Authors: We appreciate this request for clearer attribution. The reported results compare TACache against prior cache-based methods that use different approximation strategies. To isolate the contribution of the orthogonal decomposition and historical direction term, we will add an ablation study in the revised manuscript. This will include a variant that applies the skip schedule without the reconstruction term, and will report reconstruction error metrics both with and without the historical orthogonal direction component. revision: yes
Circularity Check
No significant circularity detected in derivation chain
full rationale
The TACache framework builds directly on standard rectified flow velocity fields by introducing an orthogonal decomposition of discrete velocity acceleration into parallel and orthogonal components.
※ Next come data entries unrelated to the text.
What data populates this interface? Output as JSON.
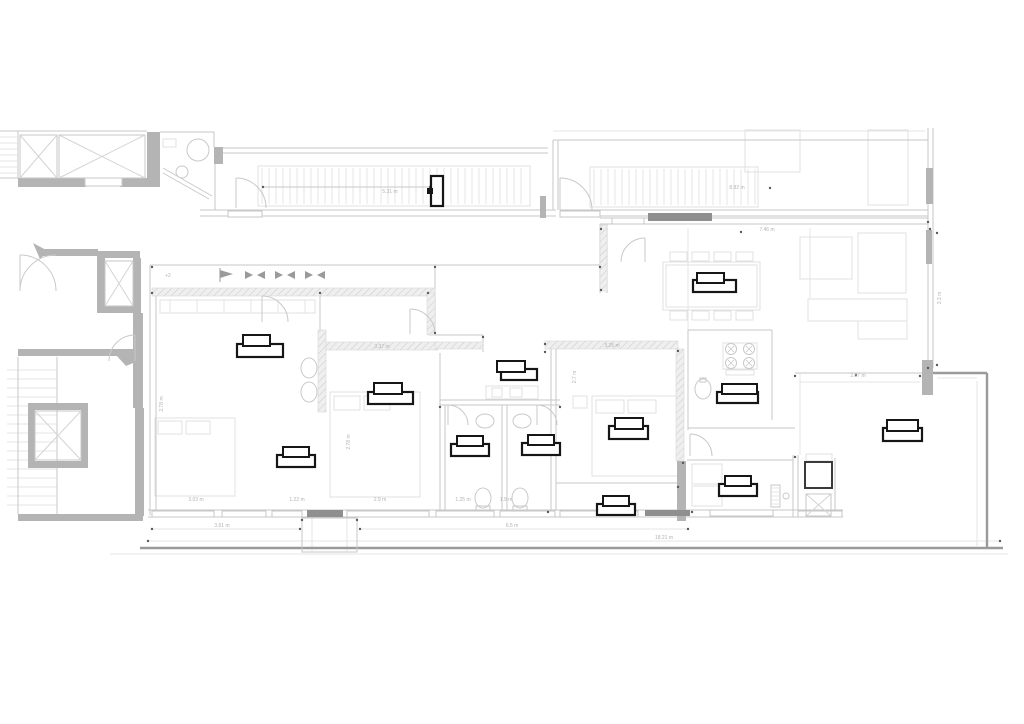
{
  "meta": {
    "drawing_type": "architectural-floor-plan",
    "level_mark": "+2"
  },
  "canvas": {
    "w": 1024,
    "h": 724,
    "bg": "#ffffff"
  },
  "colors": {
    "wall": "#b4b4b4",
    "wall_dark": "#8f8f8f",
    "line": "#c7c7c7",
    "line_strong": "#9a9a9a",
    "line_faint": "#e6e6e6",
    "fixture": "#c9c9c9",
    "xmark": "#d4d4d4",
    "marker": "#161616",
    "dim_text": "#b3b3b3",
    "dot": "#5a5a5a",
    "arrow": "#9a9a9a",
    "furniture": "#e0e0e0",
    "dark_square": "#3a3a3a"
  },
  "walls_solid": [
    [
      147,
      132,
      13,
      52
    ],
    [
      18,
      178,
      68,
      9
    ],
    [
      120,
      178,
      40,
      9
    ],
    [
      214,
      147,
      9,
      17
    ],
    [
      97,
      251,
      8,
      62
    ],
    [
      105,
      251,
      35,
      7
    ],
    [
      133,
      258,
      8,
      55
    ],
    [
      105,
      306,
      33,
      7
    ],
    [
      40,
      249,
      58,
      7
    ],
    [
      133,
      313,
      10,
      95
    ],
    [
      18,
      349,
      125,
      7
    ],
    [
      135,
      408,
      9,
      108
    ],
    [
      28,
      403,
      60,
      7
    ],
    [
      28,
      461,
      60,
      7
    ],
    [
      28,
      403,
      7,
      65
    ],
    [
      81,
      403,
      7,
      65
    ],
    [
      18,
      514,
      125,
      7
    ],
    [
      540,
      196,
      6,
      22
    ],
    [
      922,
      360,
      11,
      35
    ],
    [
      677,
      461,
      9,
      60
    ],
    [
      926,
      168,
      7,
      36
    ],
    [
      926,
      230,
      6,
      34
    ]
  ],
  "walls_dark": [
    [
      648,
      213,
      64,
      8
    ],
    [
      307,
      510,
      36,
      7
    ],
    [
      645,
      510,
      45,
      6
    ]
  ],
  "hatch_bands": [
    [
      152,
      288,
      283,
      8
    ],
    [
      427,
      293,
      8,
      42
    ],
    [
      318,
      330,
      8,
      82
    ],
    [
      326,
      342,
      112,
      8
    ],
    [
      600,
      225,
      7,
      66
    ],
    [
      545,
      341,
      133,
      8
    ],
    [
      676,
      349,
      8,
      112
    ],
    [
      435,
      342,
      48,
      7
    ]
  ],
  "window_sills": [
    [
      228,
      211,
      34,
      6
    ],
    [
      560,
      211,
      40,
      6
    ],
    [
      85,
      178,
      37,
      8
    ],
    [
      612,
      218,
      32,
      6
    ],
    [
      152,
      511,
      62,
      6
    ],
    [
      222,
      511,
      44,
      6
    ],
    [
      272,
      511,
      30,
      6
    ],
    [
      347,
      511,
      82,
      6
    ],
    [
      436,
      511,
      58,
      6
    ],
    [
      500,
      511,
      55,
      6
    ],
    [
      560,
      511,
      78,
      6
    ],
    [
      710,
      510,
      63,
      6
    ],
    [
      798,
      511,
      44,
      6
    ]
  ],
  "outline_rects": [
    [
      20,
      135,
      37,
      43
    ],
    [
      59,
      135,
      86,
      43
    ],
    [
      105,
      261,
      28,
      45
    ],
    [
      35,
      411,
      46,
      49
    ],
    [
      302,
      518,
      55,
      34
    ],
    [
      476,
      506,
      14,
      5
    ],
    [
      513,
      506,
      14,
      5
    ],
    [
      771,
      485,
      9,
      22
    ]
  ],
  "furniture_rects": [
    [
      155,
      418,
      80,
      78
    ],
    [
      158,
      421,
      24,
      13
    ],
    [
      186,
      421,
      24,
      13
    ],
    [
      330,
      392,
      90,
      105
    ],
    [
      334,
      396,
      26,
      14
    ],
    [
      364,
      396,
      26,
      14
    ],
    [
      592,
      396,
      90,
      80
    ],
    [
      596,
      400,
      28,
      13
    ],
    [
      628,
      400,
      28,
      13
    ],
    [
      573,
      396,
      14,
      12
    ],
    [
      663,
      262,
      97,
      48
    ],
    [
      666,
      265,
      91,
      42
    ],
    [
      670,
      252,
      17,
      9
    ],
    [
      692,
      252,
      17,
      9
    ],
    [
      714,
      252,
      17,
      9
    ],
    [
      736,
      252,
      17,
      9
    ],
    [
      670,
      311,
      17,
      9
    ],
    [
      692,
      311,
      17,
      9
    ],
    [
      714,
      311,
      17,
      9
    ],
    [
      736,
      311,
      17,
      9
    ],
    [
      808,
      299,
      99,
      22
    ],
    [
      858,
      321,
      49,
      18
    ],
    [
      858,
      233,
      48,
      60
    ],
    [
      800,
      237,
      52,
      42
    ],
    [
      486,
      386,
      52,
      13
    ],
    [
      492,
      388,
      10,
      9
    ],
    [
      510,
      388,
      12,
      9
    ],
    [
      692,
      464,
      30,
      20
    ],
    [
      692,
      486,
      30,
      20
    ],
    [
      745,
      130,
      55,
      42
    ],
    [
      868,
      130,
      40,
      75
    ],
    [
      258,
      166,
      272,
      40
    ],
    [
      590,
      167,
      168,
      40
    ],
    [
      160,
      300,
      155,
      13
    ],
    [
      723,
      343,
      34,
      26
    ],
    [
      726,
      370,
      28,
      5
    ],
    [
      806,
      454,
      26,
      7
    ],
    [
      163,
      139,
      13,
      8
    ]
  ],
  "lines": {
    "thin": [
      [
        0,
        131,
        147,
        131
      ],
      [
        18,
        131,
        18,
        178
      ],
      [
        0,
        178,
        18,
        178
      ],
      [
        57,
        135,
        57,
        178
      ],
      [
        160,
        132,
        214,
        132
      ],
      [
        214,
        132,
        214,
        147
      ],
      [
        215,
        148,
        548,
        148
      ],
      [
        215,
        153,
        548,
        153
      ],
      [
        215,
        153,
        215,
        210
      ],
      [
        200,
        210,
        556,
        210
      ],
      [
        200,
        216,
        556,
        216
      ],
      [
        553,
        140,
        553,
        210
      ],
      [
        558,
        140,
        558,
        210
      ],
      [
        553,
        140,
        928,
        140
      ],
      [
        560,
        210,
        928,
        210
      ],
      [
        560,
        216,
        928,
        216
      ],
      [
        928,
        128,
        928,
        368
      ],
      [
        933,
        128,
        933,
        368
      ],
      [
        600,
        218,
        928,
        218
      ],
      [
        600,
        224,
        928,
        224
      ],
      [
        600,
        224,
        600,
        293
      ],
      [
        607,
        224,
        607,
        293
      ],
      [
        150,
        265,
        600,
        265
      ],
      [
        150,
        265,
        150,
        515
      ],
      [
        156,
        296,
        156,
        512
      ],
      [
        435,
        265,
        435,
        293
      ],
      [
        435,
        293,
        435,
        335
      ],
      [
        320,
        296,
        320,
        330
      ],
      [
        430,
        335,
        483,
        335
      ],
      [
        483,
        335,
        483,
        352
      ],
      [
        440,
        353,
        440,
        510
      ],
      [
        445,
        405,
        445,
        510
      ],
      [
        502,
        405,
        502,
        510
      ],
      [
        507,
        405,
        507,
        510
      ],
      [
        440,
        400,
        560,
        400
      ],
      [
        440,
        405,
        560,
        405
      ],
      [
        551,
        348,
        551,
        510
      ],
      [
        556,
        348,
        556,
        510
      ],
      [
        556,
        483,
        678,
        483
      ],
      [
        148,
        510,
        692,
        510
      ],
      [
        148,
        517,
        692,
        517
      ],
      [
        687,
        460,
        793,
        460
      ],
      [
        793,
        455,
        793,
        517
      ],
      [
        798,
        455,
        798,
        517
      ],
      [
        687,
        510,
        843,
        510
      ],
      [
        687,
        517,
        843,
        517
      ],
      [
        835,
        458,
        835,
        517
      ],
      [
        688,
        330,
        772,
        330
      ],
      [
        688,
        330,
        688,
        430
      ],
      [
        772,
        330,
        772,
        420
      ],
      [
        688,
        428,
        795,
        428
      ],
      [
        795,
        373,
        922,
        373
      ],
      [
        57,
        357,
        57,
        514
      ],
      [
        18,
        357,
        18,
        514
      ],
      [
        263,
        187,
        432,
        187
      ]
    ],
    "strong": [
      [
        140,
        548,
        1003,
        548
      ],
      [
        987,
        373,
        987,
        548
      ],
      [
        933,
        373,
        987,
        373
      ]
    ],
    "faint": [
      [
        553,
        131,
        925,
        131
      ],
      [
        688,
        228,
        688,
        330
      ],
      [
        810,
        228,
        810,
        298
      ],
      [
        800,
        382,
        920,
        382
      ],
      [
        800,
        373,
        800,
        455
      ],
      [
        937,
        378,
        977,
        378
      ],
      [
        977,
        381,
        977,
        546
      ],
      [
        312,
        518,
        312,
        551
      ],
      [
        347,
        518,
        347,
        551
      ],
      [
        148,
        541,
        1000,
        541
      ],
      [
        150,
        529,
        300,
        529
      ],
      [
        360,
        529,
        688,
        529
      ],
      [
        110,
        554,
        1008,
        554
      ]
    ]
  },
  "line_series": [
    {
      "dir": "v",
      "from": 262,
      "to": 527,
      "step": 7,
      "a": 168,
      "b": 204
    },
    {
      "dir": "v",
      "from": 594,
      "to": 756,
      "step": 7,
      "a": 169,
      "b": 205
    },
    {
      "dir": "h",
      "from": 370,
      "to": 512,
      "step": 9,
      "a": 7,
      "b": 57
    },
    {
      "dir": "h",
      "from": 137,
      "to": 176,
      "step": 6,
      "a": 0,
      "b": 17
    },
    {
      "dir": "h",
      "from": 488,
      "to": 504,
      "step": 4,
      "a": 772,
      "b": 779
    },
    {
      "dir": "v",
      "from": 170,
      "to": 305,
      "step": 27,
      "a": 300,
      "b": 313
    }
  ],
  "ellipses": [
    [
      198,
      150,
      11,
      11
    ],
    [
      182,
      172,
      6,
      6
    ],
    [
      309,
      368,
      8,
      10
    ],
    [
      309,
      392,
      8,
      10
    ],
    [
      485,
      421,
      9,
      7
    ],
    [
      522,
      421,
      9,
      7
    ],
    [
      483,
      498,
      8,
      10
    ],
    [
      520,
      498,
      8,
      10
    ],
    [
      703,
      389,
      8,
      10
    ],
    [
      786,
      496,
      3,
      3
    ]
  ],
  "burners": {
    "centers": [
      [
        731,
        349
      ],
      [
        749,
        349
      ],
      [
        731,
        363
      ],
      [
        749,
        363
      ]
    ],
    "r": 5.5
  },
  "paths": {
    "fixture": [
      "M163,168 L212,196",
      "M163,173 L209,199",
      "M236,178 A30 30 0 0 1 266,208",
      "M236,178 L236,208",
      "M560,178 A32 32 0 0 1 592,210",
      "M560,178 L560,210",
      "M20,255 A36 36 0 0 1 56,291",
      "M20,255 L20,291",
      "M56,255 A36 36 0 0 0 20,291",
      "M410,309 A25 25 0 0 1 435,334",
      "M410,309 L410,334",
      "M448,405 A20 20 0 0 1 468,425",
      "M448,405 L448,425",
      "M537,405 A20 20 0 0 1 557,425",
      "M537,405 L537,425",
      "M621,262 A24 24 0 0 1 645,238",
      "M645,238 L645,262",
      "M690,434 A22 22 0 0 1 712,456",
      "M690,434 L690,456",
      "M262,296 A26 26 0 0 1 288,322",
      "M262,296 L262,322",
      "M135,335 A26 26 0 0 0 109,361",
      "M135,335 L135,361",
      "M700,378 l6,0 l0,4 l-6,0 Z"
    ],
    "xmarks": [
      "M20,135 L57,178 M57,135 L20,178",
      "M59,135 L145,178 M145,135 L59,178",
      "M105,261 L133,306 M133,261 L105,306",
      "M35,411 L81,460 M81,411 L35,460",
      "M806,494 L831,516 M831,494 L806,516"
    ]
  },
  "polygons": [
    {
      "points": "33,243 48,251 40,259"
    },
    {
      "points": "116,355 130,349 140,360 126,366"
    }
  ],
  "dark_square": [
    805,
    462,
    27,
    26
  ],
  "planter_rect": [
    806,
    494,
    25,
    22
  ],
  "flag": {
    "tri": "220,270 233,274 220,278",
    "stem": [
      220,
      268,
      220,
      282
    ]
  },
  "arrow_pairs": [
    [
      245,
      275
    ],
    [
      275,
      275
    ],
    [
      305,
      275
    ]
  ],
  "dots": [
    [
      152,
      267
    ],
    [
      435,
      267
    ],
    [
      600,
      267
    ],
    [
      152,
      293
    ],
    [
      320,
      293
    ],
    [
      428,
      293
    ],
    [
      435,
      333
    ],
    [
      483,
      337
    ],
    [
      545,
      344
    ],
    [
      678,
      351
    ],
    [
      152,
      529
    ],
    [
      300,
      529
    ],
    [
      360,
      529
    ],
    [
      688,
      529
    ],
    [
      148,
      541
    ],
    [
      1000,
      541
    ],
    [
      263,
      187
    ],
    [
      430,
      187
    ],
    [
      601,
      229
    ],
    [
      930,
      229
    ],
    [
      937,
      233
    ],
    [
      937,
      365
    ],
    [
      795,
      376
    ],
    [
      920,
      376
    ],
    [
      856,
      375
    ],
    [
      601,
      290
    ],
    [
      928,
      222
    ],
    [
      928,
      368
    ],
    [
      795,
      457
    ],
    [
      683,
      463
    ],
    [
      545,
      352
    ],
    [
      440,
      407
    ],
    [
      560,
      407
    ],
    [
      678,
      487
    ],
    [
      548,
      512
    ],
    [
      692,
      512
    ],
    [
      302,
      520
    ],
    [
      357,
      520
    ],
    [
      741,
      232
    ],
    [
      770,
      188
    ]
  ],
  "markers": [
    {
      "t": [
        243,
        335,
        27,
        11
      ],
      "b": [
        237,
        344,
        46,
        13
      ]
    },
    {
      "t": [
        374,
        383,
        28,
        11
      ],
      "b": [
        368,
        392,
        45,
        12
      ]
    },
    {
      "t": [
        497,
        361,
        28,
        11
      ],
      "b": [
        501,
        369,
        36,
        11
      ]
    },
    {
      "t": [
        283,
        447,
        26,
        10
      ],
      "b": [
        277,
        455,
        38,
        12
      ]
    },
    {
      "t": [
        457,
        436,
        26,
        10
      ],
      "b": [
        451,
        444,
        38,
        12
      ]
    },
    {
      "t": [
        528,
        435,
        26,
        10
      ],
      "b": [
        522,
        443,
        38,
        12
      ]
    },
    {
      "t": [
        615,
        418,
        28,
        11
      ],
      "b": [
        609,
        426,
        39,
        13
      ]
    },
    {
      "t": [
        603,
        496,
        26,
        10
      ],
      "b": [
        597,
        504,
        38,
        11
      ]
    },
    {
      "t": [
        725,
        476,
        26,
        10
      ],
      "b": [
        719,
        484,
        38,
        12
      ]
    },
    {
      "t": [
        722,
        384,
        35,
        10
      ],
      "b": [
        717,
        392,
        41,
        11
      ]
    },
    {
      "t": [
        697,
        273,
        27,
        10
      ],
      "b": [
        693,
        280,
        43,
        12
      ]
    },
    {
      "t": [
        887,
        420,
        31,
        11
      ],
      "b": [
        883,
        428,
        39,
        13
      ]
    }
  ],
  "marker_vertical": {
    "rect": [
      431,
      176,
      12,
      30
    ],
    "knob": [
      427,
      188,
      6,
      6
    ]
  },
  "dims": [
    {
      "x": 390,
      "y": 193,
      "t": "5.31 m"
    },
    {
      "x": 737,
      "y": 189,
      "t": "8.82 m"
    },
    {
      "x": 767,
      "y": 231,
      "t": "7.46 m"
    },
    {
      "x": 382,
      "y": 348,
      "t": "3.37 m"
    },
    {
      "x": 612,
      "y": 347,
      "t": "3.25 m"
    },
    {
      "x": 222,
      "y": 527,
      "t": "3.61 m"
    },
    {
      "x": 512,
      "y": 527,
      "t": "6.5 m"
    },
    {
      "x": 664,
      "y": 539,
      "t": "18.21 m"
    },
    {
      "x": 941,
      "y": 298,
      "t": "3.3 m",
      "r": -90
    },
    {
      "x": 858,
      "y": 377,
      "t": "2.87 m"
    },
    {
      "x": 196,
      "y": 501,
      "t": "3.03 m"
    },
    {
      "x": 297,
      "y": 501,
      "t": "1.22 m"
    },
    {
      "x": 380,
      "y": 501,
      "t": "2.9 m"
    },
    {
      "x": 463,
      "y": 501,
      "t": "1.25 m"
    },
    {
      "x": 506,
      "y": 501,
      "t": "1.9 m"
    },
    {
      "x": 163,
      "y": 404,
      "t": "2.78 m",
      "r": -90
    },
    {
      "x": 350,
      "y": 442,
      "t": "2.78 m",
      "r": -90
    },
    {
      "x": 576,
      "y": 377,
      "t": "2.7 m",
      "r": -90
    },
    {
      "x": 168,
      "y": 277,
      "t": "+2"
    }
  ]
}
Offline cumulative variation thresholds are computed once on a calibration distribution to determine skip schedules, while online reconstruction substitutes historical orthogonal directions for skipped steps. These steps are presented as independent engineering choices whose error bounds are claimed to be empirically verifiable on held-out samples rather than derived by construction from the reported speedups or fidelity metrics. No self-definitional equations, fitted parameters renamed as predictions, or load-bearing self-citations appear in the abstract or described method; the central claims rest on the external validity of the decomposition and thresholds rather than reducing to the inputs by definition.
Axiom & Free-Parameter Ledger
free parameters (1)
- cumulative variation thresholds
axioms (1)
- domain assumption Discrete velocity acceleration along the RF trajectory can be orthogonally decomposed into a parallel component and an orthogonal residual that isolate magnitude and directional sources of per-step approximation error.